The failure of wildlife officials in Utah to warn campers of the “known risk” of a specific bear makes them liable for the fatal mauling of an 11-year-old boy, the parents of Samuel Ives argue in court papers.

Cases involving wildlife management rarely succeed because of the broad immunity that government officials enjoy for the exercise of a “discretionary function.” The U.S. Forest Service has invoked that immunity in a motion to dismiss the wrongful-death suit brought by Ives' parents.

“[B]ecause the decision whether and how to warn of potential danger involves the balancing of many public policy objectives, it is a protected discretionary function ...,” government attorneys say.

The bear that killed Ives at a campground in American Canyon on June 17, 2007 had attacked a camper in the same location earlier that day. Officials searched for the bear after the attack on Jake Francom but did not post a sign warning campers about it or close the campground.

U.S. District Judge Dale A. Kimball is scheduled to hear the government's motion Nov. 19. And plaintiffs Kevan Francis and Rebecca Ives are saying he should distinguish between “a specific known risk and the generalized risks of recreation in wilderness areas.”

“The actions at issue here have nothing to do with ... what kinds of generalized warning signs should be posted to warn campers about the risks associated with bears,” they say in a brief opposing dismissal. “Rather, the action being challenged here is how the government dealt with a specific bear that was threatening a specific campsite.”

Attorney Sarah H. Young, who wrote the brief, presents the hypothetical case of government officials knowing “a canyon with several known campsites is about to be flooded due to a burst dam” but failing to warn campers, who perish as a result.

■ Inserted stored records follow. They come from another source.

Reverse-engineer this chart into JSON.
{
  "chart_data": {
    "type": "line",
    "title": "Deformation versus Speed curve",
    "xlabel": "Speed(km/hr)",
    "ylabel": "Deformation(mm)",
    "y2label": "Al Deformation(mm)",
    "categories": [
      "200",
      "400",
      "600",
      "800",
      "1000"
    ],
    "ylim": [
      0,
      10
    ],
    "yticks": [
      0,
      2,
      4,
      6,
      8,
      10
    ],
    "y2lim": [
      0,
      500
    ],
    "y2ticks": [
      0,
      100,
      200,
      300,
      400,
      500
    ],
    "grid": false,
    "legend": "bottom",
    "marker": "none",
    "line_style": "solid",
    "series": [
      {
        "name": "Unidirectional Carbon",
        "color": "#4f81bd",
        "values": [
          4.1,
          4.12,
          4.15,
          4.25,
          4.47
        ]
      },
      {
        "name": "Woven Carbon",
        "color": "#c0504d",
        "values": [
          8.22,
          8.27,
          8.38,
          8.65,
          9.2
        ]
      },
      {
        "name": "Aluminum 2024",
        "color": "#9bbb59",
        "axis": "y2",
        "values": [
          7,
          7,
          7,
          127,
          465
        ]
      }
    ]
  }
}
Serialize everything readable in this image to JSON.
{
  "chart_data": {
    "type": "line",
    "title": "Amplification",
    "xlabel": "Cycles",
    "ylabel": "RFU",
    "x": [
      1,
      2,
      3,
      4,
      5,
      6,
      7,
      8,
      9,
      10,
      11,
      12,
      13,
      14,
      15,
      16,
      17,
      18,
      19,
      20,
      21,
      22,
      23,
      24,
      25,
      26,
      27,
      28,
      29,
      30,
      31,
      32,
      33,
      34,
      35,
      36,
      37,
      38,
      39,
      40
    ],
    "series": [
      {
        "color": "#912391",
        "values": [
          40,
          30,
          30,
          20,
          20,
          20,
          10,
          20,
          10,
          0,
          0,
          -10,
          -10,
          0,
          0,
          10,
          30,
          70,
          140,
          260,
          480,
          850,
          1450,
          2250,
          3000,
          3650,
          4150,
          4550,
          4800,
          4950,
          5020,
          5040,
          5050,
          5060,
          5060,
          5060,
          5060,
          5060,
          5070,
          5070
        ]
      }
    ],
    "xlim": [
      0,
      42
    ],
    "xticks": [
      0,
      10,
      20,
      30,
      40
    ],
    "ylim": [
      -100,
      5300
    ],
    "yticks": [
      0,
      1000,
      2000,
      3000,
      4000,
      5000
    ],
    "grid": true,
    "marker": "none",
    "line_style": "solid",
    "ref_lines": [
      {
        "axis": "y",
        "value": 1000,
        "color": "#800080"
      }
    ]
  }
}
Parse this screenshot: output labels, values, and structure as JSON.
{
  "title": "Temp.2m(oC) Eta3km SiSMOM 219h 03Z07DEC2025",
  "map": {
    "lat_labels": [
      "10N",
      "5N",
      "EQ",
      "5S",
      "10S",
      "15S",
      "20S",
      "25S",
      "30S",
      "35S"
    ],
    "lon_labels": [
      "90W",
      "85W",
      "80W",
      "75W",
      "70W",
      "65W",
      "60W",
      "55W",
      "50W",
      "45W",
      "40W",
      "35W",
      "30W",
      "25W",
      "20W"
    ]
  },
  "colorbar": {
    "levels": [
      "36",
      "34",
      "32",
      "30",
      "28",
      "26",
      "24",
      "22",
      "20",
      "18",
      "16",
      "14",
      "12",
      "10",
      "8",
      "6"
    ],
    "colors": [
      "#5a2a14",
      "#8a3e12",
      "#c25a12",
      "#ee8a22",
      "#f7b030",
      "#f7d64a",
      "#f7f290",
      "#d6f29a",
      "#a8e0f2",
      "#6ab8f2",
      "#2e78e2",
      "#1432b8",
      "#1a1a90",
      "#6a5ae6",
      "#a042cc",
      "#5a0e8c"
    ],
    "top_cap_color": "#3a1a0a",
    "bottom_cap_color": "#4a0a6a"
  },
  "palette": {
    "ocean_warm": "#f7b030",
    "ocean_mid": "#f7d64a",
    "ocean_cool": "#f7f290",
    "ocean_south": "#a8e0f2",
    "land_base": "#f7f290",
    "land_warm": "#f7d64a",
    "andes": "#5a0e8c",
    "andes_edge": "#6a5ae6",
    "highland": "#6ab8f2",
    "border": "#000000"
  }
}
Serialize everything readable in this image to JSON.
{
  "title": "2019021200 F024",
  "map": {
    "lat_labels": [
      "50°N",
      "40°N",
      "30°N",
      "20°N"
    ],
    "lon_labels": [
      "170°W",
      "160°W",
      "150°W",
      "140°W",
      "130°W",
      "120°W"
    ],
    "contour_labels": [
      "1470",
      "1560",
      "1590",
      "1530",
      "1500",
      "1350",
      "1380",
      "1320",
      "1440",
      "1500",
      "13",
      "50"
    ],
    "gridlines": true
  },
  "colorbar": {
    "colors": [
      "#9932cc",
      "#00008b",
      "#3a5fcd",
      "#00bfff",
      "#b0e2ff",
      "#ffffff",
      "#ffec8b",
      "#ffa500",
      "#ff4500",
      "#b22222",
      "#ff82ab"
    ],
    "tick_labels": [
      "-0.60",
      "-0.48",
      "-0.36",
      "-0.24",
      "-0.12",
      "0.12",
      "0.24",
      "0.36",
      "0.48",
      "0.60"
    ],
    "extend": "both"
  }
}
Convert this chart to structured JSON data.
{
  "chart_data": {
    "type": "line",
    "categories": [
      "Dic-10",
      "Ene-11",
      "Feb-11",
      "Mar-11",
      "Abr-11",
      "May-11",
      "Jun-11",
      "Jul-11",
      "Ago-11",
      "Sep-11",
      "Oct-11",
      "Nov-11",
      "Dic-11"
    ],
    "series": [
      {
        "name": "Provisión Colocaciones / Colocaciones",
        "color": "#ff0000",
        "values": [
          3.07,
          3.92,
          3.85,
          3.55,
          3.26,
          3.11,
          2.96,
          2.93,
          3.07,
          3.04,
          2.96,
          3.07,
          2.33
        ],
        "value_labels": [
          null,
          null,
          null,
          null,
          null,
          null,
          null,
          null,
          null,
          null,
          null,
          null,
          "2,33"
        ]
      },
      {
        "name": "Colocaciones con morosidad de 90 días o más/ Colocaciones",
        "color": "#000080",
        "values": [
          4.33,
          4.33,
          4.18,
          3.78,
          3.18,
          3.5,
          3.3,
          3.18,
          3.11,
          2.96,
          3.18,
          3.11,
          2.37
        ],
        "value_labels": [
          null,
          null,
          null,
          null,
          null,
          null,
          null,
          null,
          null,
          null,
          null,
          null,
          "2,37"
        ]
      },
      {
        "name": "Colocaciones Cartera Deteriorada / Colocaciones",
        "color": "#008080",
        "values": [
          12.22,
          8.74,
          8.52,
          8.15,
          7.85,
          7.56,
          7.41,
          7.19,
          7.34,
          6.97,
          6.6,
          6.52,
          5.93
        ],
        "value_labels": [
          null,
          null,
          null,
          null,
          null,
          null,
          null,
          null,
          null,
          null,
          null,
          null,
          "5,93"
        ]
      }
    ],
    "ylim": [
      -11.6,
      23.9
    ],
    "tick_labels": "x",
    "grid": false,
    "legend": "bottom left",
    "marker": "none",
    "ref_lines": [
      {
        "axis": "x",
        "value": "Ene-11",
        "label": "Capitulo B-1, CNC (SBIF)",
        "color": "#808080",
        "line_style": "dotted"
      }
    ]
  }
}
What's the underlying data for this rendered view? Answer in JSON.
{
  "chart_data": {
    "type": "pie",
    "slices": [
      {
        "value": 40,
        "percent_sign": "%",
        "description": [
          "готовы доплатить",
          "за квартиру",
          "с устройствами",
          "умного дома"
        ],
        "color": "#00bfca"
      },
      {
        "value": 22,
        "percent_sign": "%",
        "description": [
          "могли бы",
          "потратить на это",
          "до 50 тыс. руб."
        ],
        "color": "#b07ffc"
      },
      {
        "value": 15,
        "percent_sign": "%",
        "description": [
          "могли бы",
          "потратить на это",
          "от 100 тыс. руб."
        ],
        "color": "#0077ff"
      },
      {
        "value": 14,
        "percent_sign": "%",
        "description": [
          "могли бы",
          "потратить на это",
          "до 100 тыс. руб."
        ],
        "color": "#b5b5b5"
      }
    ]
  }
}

“[A]t a certain point, a life-threatening danger becomes so concrete that it is impossible to credibly assert that the failure to warn of that danger involved a decision that presented competing public policy concerns,” Young says, and

[The] danger involved in the case at bar was only slightly less dramatic than the flood hypothetical. The risk to anyone using the campsite in question, while the bear was still at large, was enormous, and the ability to warn campers, or close the campsite, required almost no effort.

In 1997, another Utah judge found no duty to warn campers before a bear attack in a U.S. Forest Service campground. But Young notes that in Gadd v. U.S., 971 F. Supp. 502, “[T]here had been no prior attacks in the area, nor was there any reason to suspect such an attack, apart from the generalized risks that bears present.”

Samuel Ives’ death is the only recorded fatality caused by a black bear in Utah history. His parents are seeking at least $2.1 million in damages from the Forest Service and the Utah Division of Wildlife Resources, which they have sued separately.